La zia era di corporatura piccola, negli ultimi anni piuttosto magra, con i capelli bianchi raccolti a crocchia dietro la testa ma sempre lucida e sorridente. Con i suoi occhi vispi non mancava mai di farmi dei complimenti – del resto rappresentavo la discendenza che lei non aveva. Ricordo questa frase in dialetto la vciaia l’è na brota bagaia. La ripeteva spesso negli ultimi tempi per riassumere, senza troppe descrizioni, i malanni che aveva, poi chiudeva la conversazione con un sorriso.
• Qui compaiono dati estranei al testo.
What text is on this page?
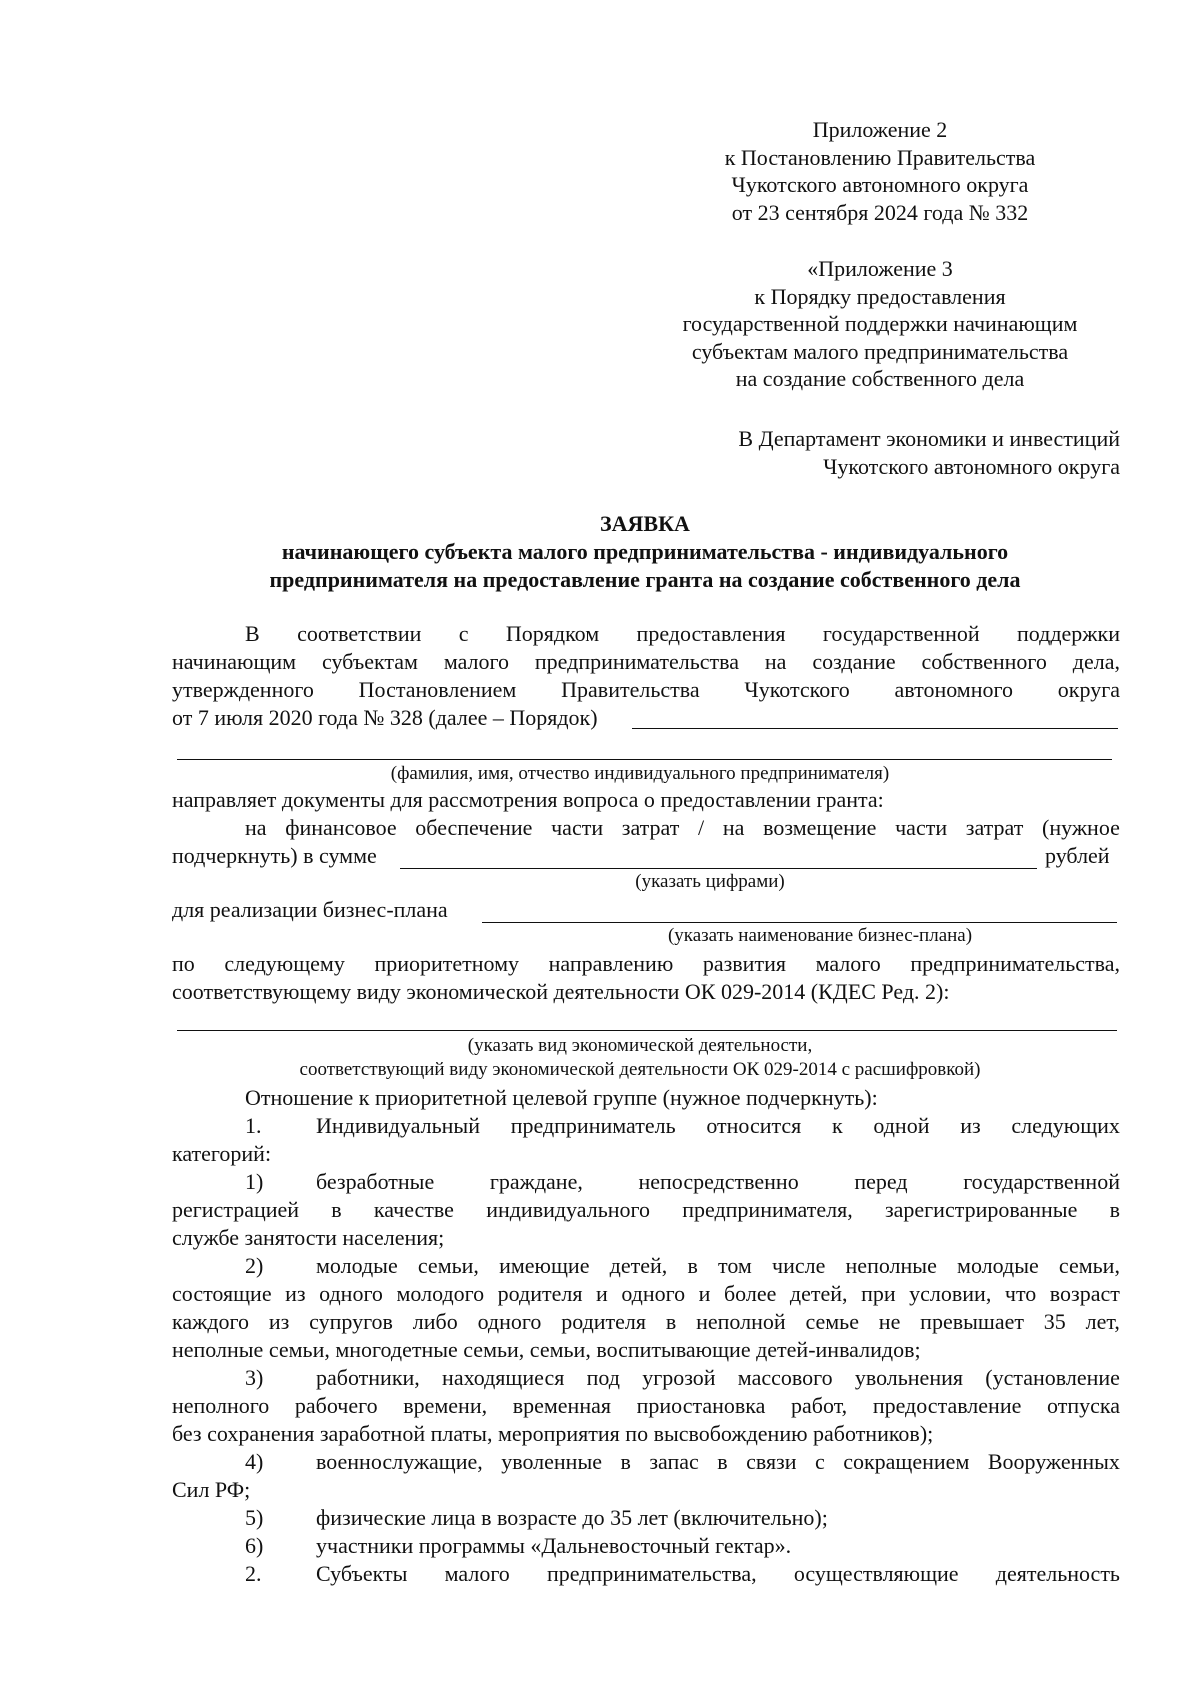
Приложение 2
к Постановлению Правительства
Чукотского автономного округа
от 23 сентября 2024 года № 332
«Приложение 3
к Порядку предоставления
государственной поддержки начинающим
субъектам малого предпринимательства
на создание собственного дела
В Департамент экономики и инвестиций
Чукотского автономного округа
ЗАЯВКА
начинающего субъекта малого предпринимательства - индивидуального
предпринимателя на предоставление гранта на создание собственного дела
В соответствии с Порядком предоставления государственной поддержки
начинающим субъектам малого предпринимательства на создание собственного дела,
утвержденного Постановлением Правительства Чукотского автономного округа
от 7 июля 2020 года № 328 (далее – Порядок)
(фамилия, имя, отчество индивидуального предпринимателя)
направляет документы для рассмотрения вопроса о предоставлении гранта:
на финансовое обеспечение части затрат / на возмещение части затрат (нужное
подчеркнуть) в сумме	рублей
(указать цифрами)
для реализации бизнес-плана
(указать наименование бизнес-плана)
по следующему приоритетному направлению развития малого предпринимательства,
соответствующему виду экономической деятельности ОК 029-2014 (КДЕС Ред. 2):
(указать вид экономической деятельности,
соответствующий виду экономической деятельности ОК 029-2014 с расшифровкой)
Отношение к приоритетной целевой группе (нужное подчеркнуть):
1. Индивидуальный предприниматель относится к одной из следующих
категорий:
1) безработные	граждане,	непосредственно	перед	государственной
регистрацией в качестве индивидуального предпринимателя, зарегистрированные в
службе занятости населения;
2) молодые семьи, имеющие детей, в том числе неполные молодые семьи,
состоящие из одного молодого родителя и одного и более детей, при условии, что возраст
каждого из супругов либо одного родителя в неполной семье не превышает 35 лет,
неполные семьи, многодетные семьи, семьи, воспитывающие детей-инвалидов;
3) работники, находящиеся под угрозой массового увольнения (установление
неполного рабочего времени, временная приостановка работ, предоставление отпуска
без сохранения заработной платы, мероприятия по высвобождению работников);
4) военнослужащие, уволенные в запас в связи с сокращением Вооруженных
Сил РФ;
5) физические лица в возрасте до 35 лет (включительно);
6) участники программы «Дальневосточный гектар».
2. Субъекты малого предпринимательства, осуществляющие деятельность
Ricordo vagamente la casa, quando ancora non c’era il palazzo nuovo e si entrava da Corso Sforza, direttamente nel giardino (che era anche un orto). Il ricordo è confuso, ma di certo era pieno di pezzi bianchi: tondi o squadrati, rotti o lavorati, tutto alla rinfusa. Da bambina ancora non capivo che quelle fossero rovine antiche. Guardando la casa, si scorgeva il pozzo a sinistra, e un glicine più a destra, con sotto un grande tavolo di pietra bianco e nascosto dalle piante in fiore, in una specie di rientranza della casa, si celava la Stele di Caio Vario. Tutto a destra, lungo il muro di confine in mattoni, un poco di orto, ma dove finiva il confine e il muro girava lungo la strada, proprio in quell’angolo c’era “lui”: il Campanone, sostenuto da una crociera di ferro, poggiata su 4 pilastrini in mattoni. Accanto crescevano arbusti e alberelli, fra cui uno di prugne nere lunghe.
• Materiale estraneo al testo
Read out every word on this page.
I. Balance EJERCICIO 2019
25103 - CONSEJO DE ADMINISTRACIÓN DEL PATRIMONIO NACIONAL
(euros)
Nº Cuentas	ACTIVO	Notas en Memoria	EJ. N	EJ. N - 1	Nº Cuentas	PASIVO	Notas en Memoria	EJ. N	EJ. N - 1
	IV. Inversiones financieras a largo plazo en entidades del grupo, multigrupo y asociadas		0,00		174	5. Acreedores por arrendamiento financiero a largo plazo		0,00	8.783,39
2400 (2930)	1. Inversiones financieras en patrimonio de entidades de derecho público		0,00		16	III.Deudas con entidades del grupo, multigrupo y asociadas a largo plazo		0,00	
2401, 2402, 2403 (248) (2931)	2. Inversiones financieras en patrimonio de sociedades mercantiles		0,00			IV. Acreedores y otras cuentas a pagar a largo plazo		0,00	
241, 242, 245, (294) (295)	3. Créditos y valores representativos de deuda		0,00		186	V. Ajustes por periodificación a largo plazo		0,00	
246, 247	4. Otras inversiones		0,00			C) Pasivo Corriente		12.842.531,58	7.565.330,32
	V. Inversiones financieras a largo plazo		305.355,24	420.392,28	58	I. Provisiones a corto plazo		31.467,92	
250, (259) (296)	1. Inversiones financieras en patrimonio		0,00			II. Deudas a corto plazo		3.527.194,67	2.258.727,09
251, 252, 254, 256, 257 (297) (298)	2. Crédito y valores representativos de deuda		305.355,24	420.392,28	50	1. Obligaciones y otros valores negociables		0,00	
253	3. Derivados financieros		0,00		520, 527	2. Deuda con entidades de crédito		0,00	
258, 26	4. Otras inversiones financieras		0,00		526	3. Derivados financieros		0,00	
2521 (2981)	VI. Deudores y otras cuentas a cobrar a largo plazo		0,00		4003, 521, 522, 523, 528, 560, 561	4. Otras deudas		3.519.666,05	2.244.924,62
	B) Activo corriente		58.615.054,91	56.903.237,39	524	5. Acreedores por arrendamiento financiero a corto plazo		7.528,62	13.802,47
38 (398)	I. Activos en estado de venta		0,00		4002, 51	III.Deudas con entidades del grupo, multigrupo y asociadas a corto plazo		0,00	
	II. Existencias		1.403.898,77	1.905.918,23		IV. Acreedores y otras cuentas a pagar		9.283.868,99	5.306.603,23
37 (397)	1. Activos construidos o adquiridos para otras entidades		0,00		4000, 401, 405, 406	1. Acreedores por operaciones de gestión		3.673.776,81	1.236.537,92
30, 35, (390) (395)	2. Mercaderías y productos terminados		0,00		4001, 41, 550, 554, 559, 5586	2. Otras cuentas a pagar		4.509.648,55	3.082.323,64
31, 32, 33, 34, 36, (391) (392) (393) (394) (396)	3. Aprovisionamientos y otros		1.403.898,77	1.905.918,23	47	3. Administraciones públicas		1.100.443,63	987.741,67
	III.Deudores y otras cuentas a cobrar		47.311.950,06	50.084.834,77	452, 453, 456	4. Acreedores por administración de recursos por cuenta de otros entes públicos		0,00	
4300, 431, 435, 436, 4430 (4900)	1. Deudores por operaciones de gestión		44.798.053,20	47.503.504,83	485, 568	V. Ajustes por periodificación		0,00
Nella casa si entrava dal portone dietro al pozzo e, scostata la tenda bianca estiva, si passava all’interno con la sensazione di trovarsi quasi al buio. Le pareti erano piene di oggetti che Ninetta conservava anche se il suo Gigì era morto. Attaccata al muro vedevo sempre una fascia bianca un po’ ondulata con la scritta grande in stampatello “PIU’ CONOSCO GLI UOMINI E PIU’ AMO LE BESTIE”. Il babbo ogni volta che entravamo, mi spiegava il suo significato. A destra del tavolo nero da pranzo c’era una nicchia nella parete in cui erano collocati dei pupazzi vestiti e poco più avanti, sotto l’arco ribassato, si andava in camera da letto. Andando invece ancora avanti, si entrava in un’altra stanza molto grande, abitata da tante cose che non ricordo. Da questa, sulla sinistra, si prendeva una rampa di scale per salire al piano superiore. Qui, nello stanzone luminoso e sempre tanto ingombro da non poterci passare, c’erano anche dei violoncelli. Io non restavo qui dentro, preferivo stare di sotto o nel cortile.
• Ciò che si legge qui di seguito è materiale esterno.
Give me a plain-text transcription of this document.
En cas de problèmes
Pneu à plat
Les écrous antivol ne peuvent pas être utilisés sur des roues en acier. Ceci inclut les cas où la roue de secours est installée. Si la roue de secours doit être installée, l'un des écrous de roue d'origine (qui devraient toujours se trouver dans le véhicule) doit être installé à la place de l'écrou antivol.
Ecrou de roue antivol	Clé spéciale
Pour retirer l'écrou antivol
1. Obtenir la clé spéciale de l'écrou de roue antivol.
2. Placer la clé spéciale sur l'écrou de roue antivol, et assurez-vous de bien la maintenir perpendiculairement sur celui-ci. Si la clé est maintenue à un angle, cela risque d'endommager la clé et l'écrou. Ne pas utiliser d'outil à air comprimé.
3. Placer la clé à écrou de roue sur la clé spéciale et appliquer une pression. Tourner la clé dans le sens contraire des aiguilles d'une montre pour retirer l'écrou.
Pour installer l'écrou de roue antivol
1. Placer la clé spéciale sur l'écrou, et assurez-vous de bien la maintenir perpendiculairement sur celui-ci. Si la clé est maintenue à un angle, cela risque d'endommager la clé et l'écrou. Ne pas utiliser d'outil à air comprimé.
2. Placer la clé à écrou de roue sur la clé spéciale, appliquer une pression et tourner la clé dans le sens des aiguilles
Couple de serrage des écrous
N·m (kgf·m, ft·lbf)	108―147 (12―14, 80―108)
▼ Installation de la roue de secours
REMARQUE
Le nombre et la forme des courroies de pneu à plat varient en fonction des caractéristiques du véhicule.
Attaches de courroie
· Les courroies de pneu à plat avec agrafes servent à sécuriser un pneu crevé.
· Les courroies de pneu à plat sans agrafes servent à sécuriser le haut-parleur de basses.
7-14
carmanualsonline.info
Qualche volta, se c’era l’occasione di anticipare le vacanze, io andavo a luglio, a casa della zia Maria di Bagnacavallo con i miei cugini. Il 26 luglio è la festa di Sant’Anna e quindi il mio compito era quello di andare da un fioraio, a comprare un mazzo di garofani rossi. Con questo mazzo di fiori, ben confezionato, andavo a trovare la zia, per farle gli auguri di buon onomastico. Lei prendeva i fiori con le sue mani ossute e un po’ deformate. Si sedeva in poltrona e tra un discorso e un altro mi diceva che avrebbe cercato qualcuno con la macchina che il giorno dopo l’avrebbe portata al cimitero, perché quei fiori li doveva mettere sulla tomba del suo Gigì.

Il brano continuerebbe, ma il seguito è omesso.